Chinese-language newspaper under Japanese ownership

Shuntian Times (順天時報), also known as Shuntian Daily, or Shuntian Shibao, was a Chinese-language newspaper under Japanese ownership, published in the Shuntian Prefecture (Beiping) area of China, founded in December 1901 by Japanese entrepreneur Nakajima Masao. It is the first daily newspaper published by foreigners in Beiping.

Shuntian Times was a daily newspaper established by Nakajima Masao in Beiping in December 1901, when the Empress Dowager Cixi fled to Xi'an after the Boxer Rebellion. The newspaper was originally titled Yanjing Times (燕京時報), but was named "Shuntian Times" when Kuga Katsunan came to Beiping. In 1905, Shuntian Times became Japan's official propaganda organ.

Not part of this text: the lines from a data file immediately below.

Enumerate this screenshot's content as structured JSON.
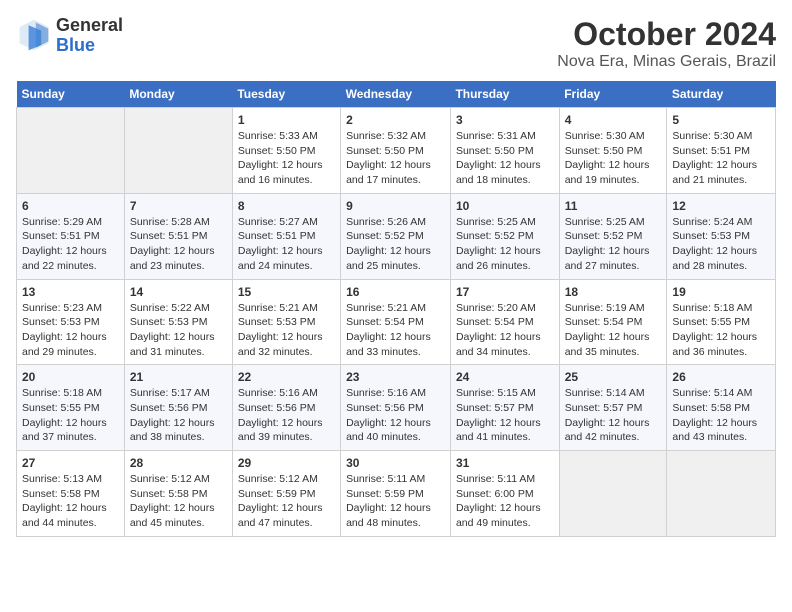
{
  "logo": {
    "line1": "General",
    "line2": "Blue"
  },
  "title": "October 2024",
  "subtitle": "Nova Era, Minas Gerais, Brazil",
  "days_header": [
    "Sunday",
    "Monday",
    "Tuesday",
    "Wednesday",
    "Thursday",
    "Friday",
    "Saturday"
  ],
  "weeks": [
    [
      {
        "day": "",
        "info": ""
      },
      {
        "day": "",
        "info": ""
      },
      {
        "day": "1",
        "info": "Sunrise: 5:33 AM\nSunset: 5:50 PM\nDaylight: 12 hours and 16 minutes."
      },
      {
        "day": "2",
        "info": "Sunrise: 5:32 AM\nSunset: 5:50 PM\nDaylight: 12 hours and 17 minutes."
      },
      {
        "day": "3",
        "info": "Sunrise: 5:31 AM\nSunset: 5:50 PM\nDaylight: 12 hours and 18 minutes."
      },
      {
        "day": "4",
        "info": "Sunrise: 5:30 AM\nSunset: 5:50 PM\nDaylight: 12 hours and 19 minutes."
      },
      {
        "day": "5",
        "info": "Sunrise: 5:30 AM\nSunset: 5:51 PM\nDaylight: 12 hours and 21 minutes."
      }
    ],
    [
      {
        "day": "6",
        "info": "Sunrise: 5:29 AM\nSunset: 5:51 PM\nDaylight: 12 hours and 22 minutes."
      },
      {
        "day": "7",
        "info": "Sunrise: 5:28 AM\nSunset: 5:51 PM\nDaylight: 12 hours and 23 minutes."
      },
      {
        "day": "8",
        "info": "Sunrise: 5:27 AM\nSunset: 5:51 PM\nDaylight: 12 hours and 24 minutes."
      },
      {
        "day": "9",
        "info": "Sunrise: 5:26 AM\nSunset: 5:52 PM\nDaylight: 12 hours and 25 minutes."
      },
      {
        "day": "10",
        "info": "Sunrise: 5:25 AM\nSunset: 5:52 PM\nDaylight: 12 hours and 26 minutes."
      },
      {
        "day": "11",
        "info": "Sunrise: 5:25 AM\nSunset: 5:52 PM\nDaylight: 12 hours and 27 minutes."
      },
      {
        "day": "12",
        "info": "Sunrise: 5:24 AM\nSunset: 5:53 PM\nDaylight: 12 hours and 28 minutes."
      }
    ],
    [
      {
        "day": "13",
        "info": "Sunrise: 5:23 AM\nSunset: 5:53 PM\nDaylight: 12 hours and 29 minutes."
      },
      {
        "day": "14",
        "info": "Sunrise: 5:22 AM\nSunset: 5:53 PM\nDaylight: 12 hours and 31 minutes."
      },
      {
        "day": "15",
        "info": "Sunrise: 5:21 AM\nSunset: 5:53 PM\nDaylight: 12 hours and 32 minutes."
      },
      {
        "day": "16",
        "info": "Sunrise: 5:21 AM\nSunset: 5:54 PM\nDaylight: 12 hours and 33 minutes."
      },
      {
        "day": "17",
        "info": "Sunrise: 5:20 AM\nSunset: 5:54 PM\nDaylight: 12 hours and 34 minutes."
      },
      {
        "day": "18",
        "info": "Sunrise: 5:19 AM\nSunset: 5:54 PM\nDaylight: 12 hours and 35 minutes."
      },
      {
        "day": "19",
        "info": "Sunrise: 5:18 AM\nSunset: 5:55 PM\nDaylight: 12 hours and 36 minutes."
      }
    ],
    [
      {
        "day": "20",
        "info": "Sunrise: 5:18 AM\nSunset: 5:55 PM\nDaylight: 12 hours and 37 minutes."
      },
      {
        "day": "21",
        "info": "Sunrise: 5:17 AM\nSunset: 5:56 PM\nDaylight: 12 hours and 38 minutes."
      },
      {
        "day": "22",
        "info": "Sunrise: 5:16 AM\nSunset: 5:56 PM\nDaylight: 12 hours and 39 minutes."
      },
      {
        "day": "23",
        "info": "Sunrise: 5:16 AM\nSunset: 5:56 PM\nDaylight: 12 hours and 40 minutes."
      },
      {
        "day": "24",
        "info": "Sunrise: 5:15 AM\nSunset: 5:57 PM\nDaylight: 12 hours and 41 minutes."
      },
      {
        "day": "25",
        "info": "Sunrise: 5:14 AM\nSunset: 5:57 PM\nDaylight: 12 hours and 42 minutes."
      },
      {
        "day": "26",
        "info": "Sunrise: 5:14 AM\nSunset: 5:58 PM\nDaylight: 12 hours and 43 minutes."
      }
    ],
    [
      {
        "day": "27",
        "info": "Sunrise: 5:13 AM\nSunset: 5:58 PM\nDaylight: 12 hours and 44 minutes."
      },
      {
        "day": "28",
        "info": "Sunrise: 5:12 AM\nSunset: 5:58 PM\nDaylight: 12 hours and 45 minutes."
      },
      {
        "day": "29",
        "info": "Sunrise: 5:12 AM\nSunset: 5:59 PM\nDaylight: 12 hours and 47 minutes."
      },
      {
        "day": "30",
        "info": "Sunrise: 5:11 AM\nSunset: 5:59 PM\nDaylight: 12 hours and 48 minutes."
      },
      {
        "day": "31",
        "info": "Sunrise: 5:11 AM\nSunset: 6:00 PM\nDaylight: 12 hours and 49 minutes."
      },
      {
        "day": "",
        "info": ""
      },
      {
        "day": "",
        "info": ""
      }
    ]
  ]
}
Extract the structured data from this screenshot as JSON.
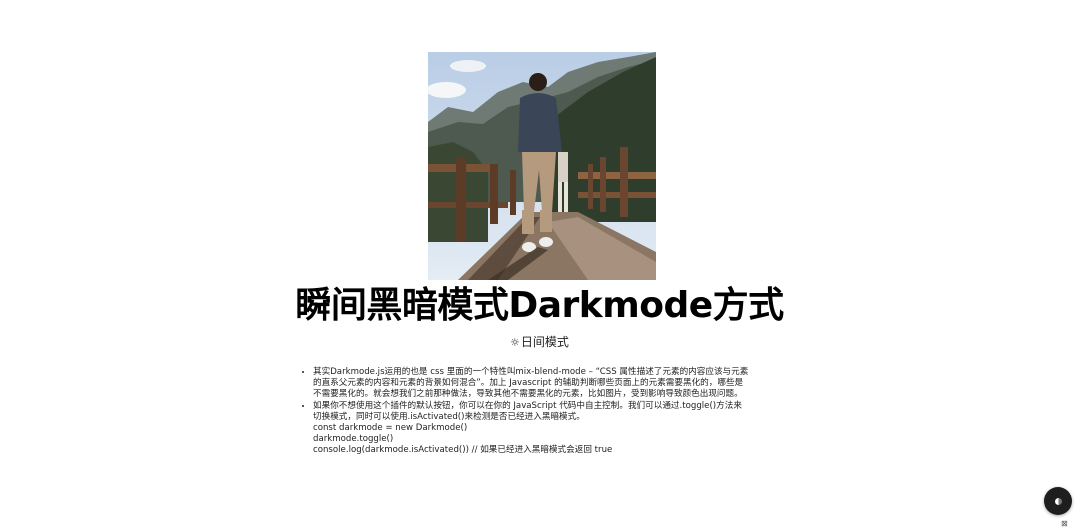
{
  "hero": {
    "image_alt": "瞬间黑暗模式"
  },
  "title": "瞬间黑暗模式Darkmode方式",
  "mode": {
    "icon": "sun-icon",
    "label": "日间模式"
  },
  "content": {
    "items": [
      {
        "lines": [
          "其实Darkmode.js运用的也是 css 里面的一个特性叫mix-blend-mode – “CSS 属性描述了元素的内容应该与元素",
          "的直系父元素的内容和元素的背景如何混合”。加上 Javascript 的辅助判断哪些页面上的元素需要黑化的，哪些是",
          "不需要黑化的。就会想我们之前那种做法，导致其他不需要黑化的元素，比如图片，受到影响导致颜色出现问题。"
        ]
      },
      {
        "lines": [
          "如果你不想使用这个插件的默认按钮，你可以在你的 JavaScript 代码中自主控制。我们可以通过.toggle()方法来",
          "切换模式，同时可以使用.isActivated()来检测是否已经进入黑暗模式。",
          "const darkmode = new Darkmode()",
          "darkmode.toggle()",
          "console.log(darkmode.isActivated()) // 如果已经进入黑暗模式会返回 true"
        ]
      }
    ]
  },
  "toggle_button": {
    "icon": "half-circle-icon"
  },
  "corner_mark": "⊠"
}
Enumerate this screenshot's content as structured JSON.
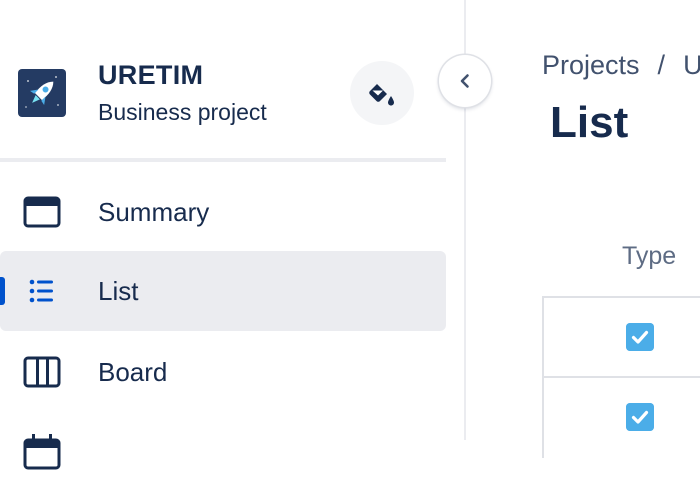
{
  "sidebar": {
    "project": {
      "name": "URETIM",
      "type": "Business project",
      "avatar_icon": "rocket-icon"
    },
    "nav_items": [
      {
        "label": "Summary",
        "icon": "summary-icon",
        "active": false
      },
      {
        "label": "List",
        "icon": "list-icon",
        "active": true
      },
      {
        "label": "Board",
        "icon": "board-icon",
        "active": false
      }
    ]
  },
  "main": {
    "breadcrumb": [
      "Projects",
      "/",
      "U"
    ],
    "title": "List",
    "table": {
      "columns": [
        "Type"
      ],
      "rows": [
        {
          "type": "task"
        },
        {
          "type": "task"
        }
      ]
    }
  },
  "colors": {
    "accent": "#0052cc",
    "active_bg": "#ebecf0",
    "text": "#172b4d",
    "task_icon": "#4bade8",
    "avatar_bg": "#243b63"
  }
}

It was anti-Soviet and anti-Communism, calling the Soviet Union a red-blooded aggressor.

The newspaper had reporters in major cities in China, collecting intelligence on the Chinese political situation everywhere, and vigorously supporting China's pro-Japanese warlords, so it was ridiculed by people as Nitian Times (逆天時報).

On March 26, 1930, Shuntian Times published to No. 9284, and it was suspended due to the resistance of the Chinese people.